Dyn’s status page says: “Our engineers are continuing to investigate and mitigate several attacks aimed against the Dyn Managed DNS infrastructure.”

Update 3: More details here.

We previously reported on a major DDoS attack on cyber security researcher Brian Krebs, measuring at 620 Gbps - at the time, the largest DDoS ever recorded. Since then, that record was broken by an attack on French hosting firm OVH that was roughly double that of Krebs.

Many of these more recent attacks make use of IoT devices such as routers and cameras to flood the target’s systems.

Last month, a hacker known as ’Anna_Senpai’ released the source code for Mirai, a tool that uses IoT devices for DDoS attacks. The malware continuously scans the Internet for IoT systems protected by factory default or hard-coded usernames and passwords, before taking control of such systems.
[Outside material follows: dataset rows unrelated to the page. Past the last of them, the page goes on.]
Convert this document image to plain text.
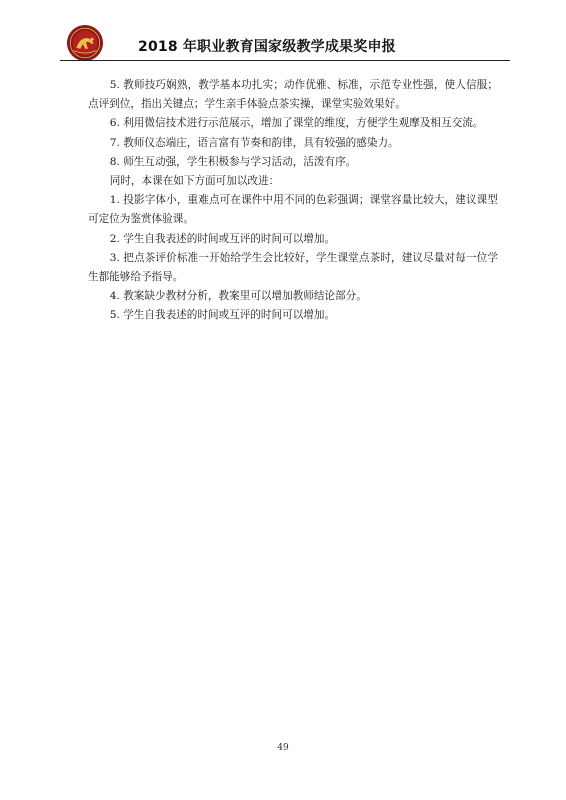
2018 年职业教育国家级教学成果奖申报

5. 教师技巧娴熟，教学基本功扎实；动作优雅、标准，示范专业性强，使人信服；点评到位，指出关键点；学生亲手体验点茶实操，课堂实验效果好。

6. 利用微信技术进行示范展示，增加了课堂的维度，方便学生观摩及相互交流。

7. 教师仪态端庄，语言富有节奏和韵律，具有较强的感染力。

8. 师生互动强，学生积极参与学习活动，活泼有序。

同时，本课在如下方面可加以改进：

1. 投影字体小，重难点可在课件中用不同的色彩强调；课堂容量比较大，建议课型可定位为鉴赏体验课。

2. 学生自我表述的时间或互评的时间可以增加。

3. 把点茶评价标准一开始给学生会比较好，学生课堂点茶时，建议尽量对每一位学生都能够给予指导。

4. 教案缺少教材分析，教案里可以增加教师结论部分。

5. 学生自我表述的时间或互评的时间可以增加。

49
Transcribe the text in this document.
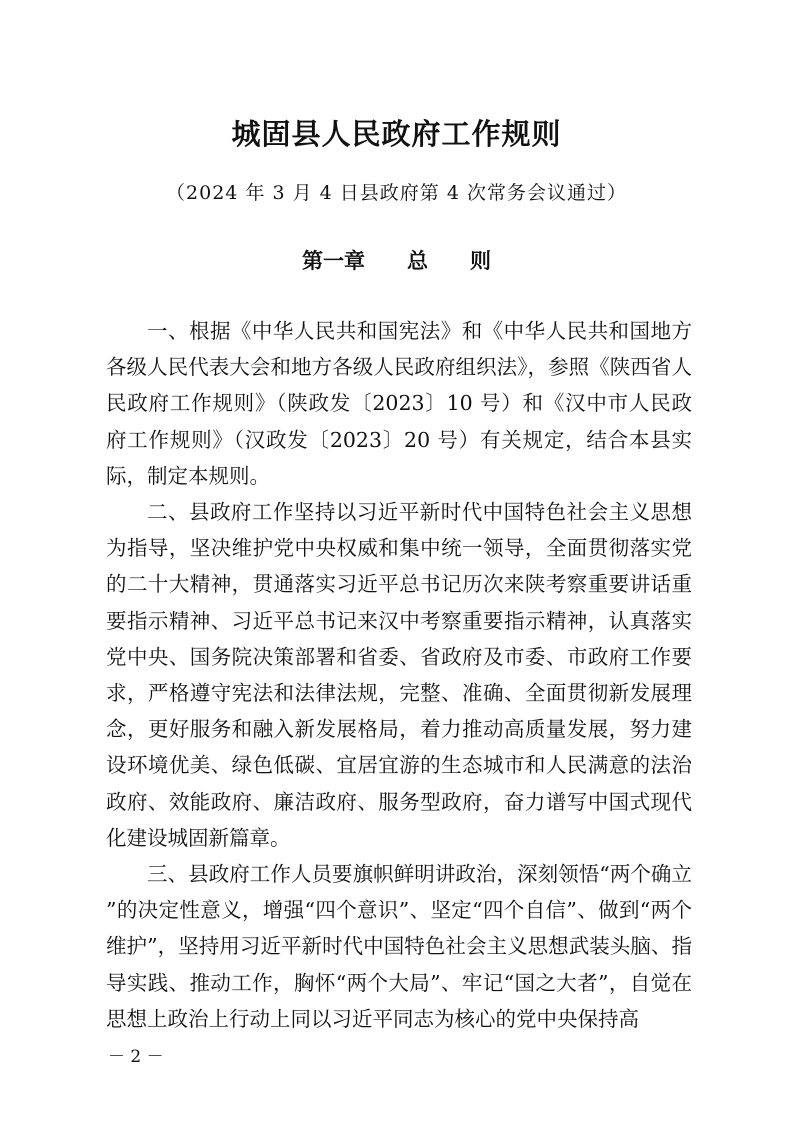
城固县人民政府工作规则

（2024 年 3 月 4 日县政府第 4 次常务会议通过）

第一章　　总　　则

一、根据《中华人民共和国宪法》和《中华人民共和国地方各级人民代表大会和地方各级人民政府组织法》，参照《陕西省人民政府工作规则》（陕政发〔2023〕10 号）和《汉中市人民政府工作规则》（汉政发〔2023〕20 号）有关规定，结合本县实际，制定本规则。

二、县政府工作坚持以习近平新时代中国特色社会主义思想为指导，坚决维护党中央权威和集中统一领导，全面贯彻落实党的二十大精神，贯通落实习近平总书记历次来陕考察重要讲话重要指示精神、习近平总书记来汉中考察重要指示精神，认真落实党中央、国务院决策部署和省委、省政府及市委、市政府工作要求，严格遵守宪法和法律法规，完整、准确、全面贯彻新发展理念，更好服务和融入新发展格局，着力推动高质量发展，努力建设环境优美、绿色低碳、宜居宜游的生态城市和人民满意的法治政府、效能政府、廉洁政府、服务型政府，奋力谱写中国式现代化建设城固新篇章。

三、县政府工作人员要旗帜鲜明讲政治，深刻领悟“两个确立”的决定性意义，增强“四个意识”、坚定“四个自信”、做到“两个维护”，坚持用习近平新时代中国特色社会主义思想武装头脑、指导实践、推动工作，胸怀“两个大局”、牢记“国之大者”，自觉在思想上政治上行动上同以习近平同志为核心的党中央保持高

－ 2 －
Indeed, security intelligence firm Flashpoint believes that it has observed a Mirai botnet attacking Dyn, and that it was responsible for today’s outages.

But DDoS attacks only last as long as the traffic can be sustained. Elsewhere, we have seen far greater long-term damage caused by hacks of big businesses, NSA zero days leaking into the wild, and the growing rate of state-sponsored cyberwarfare attacking political structures.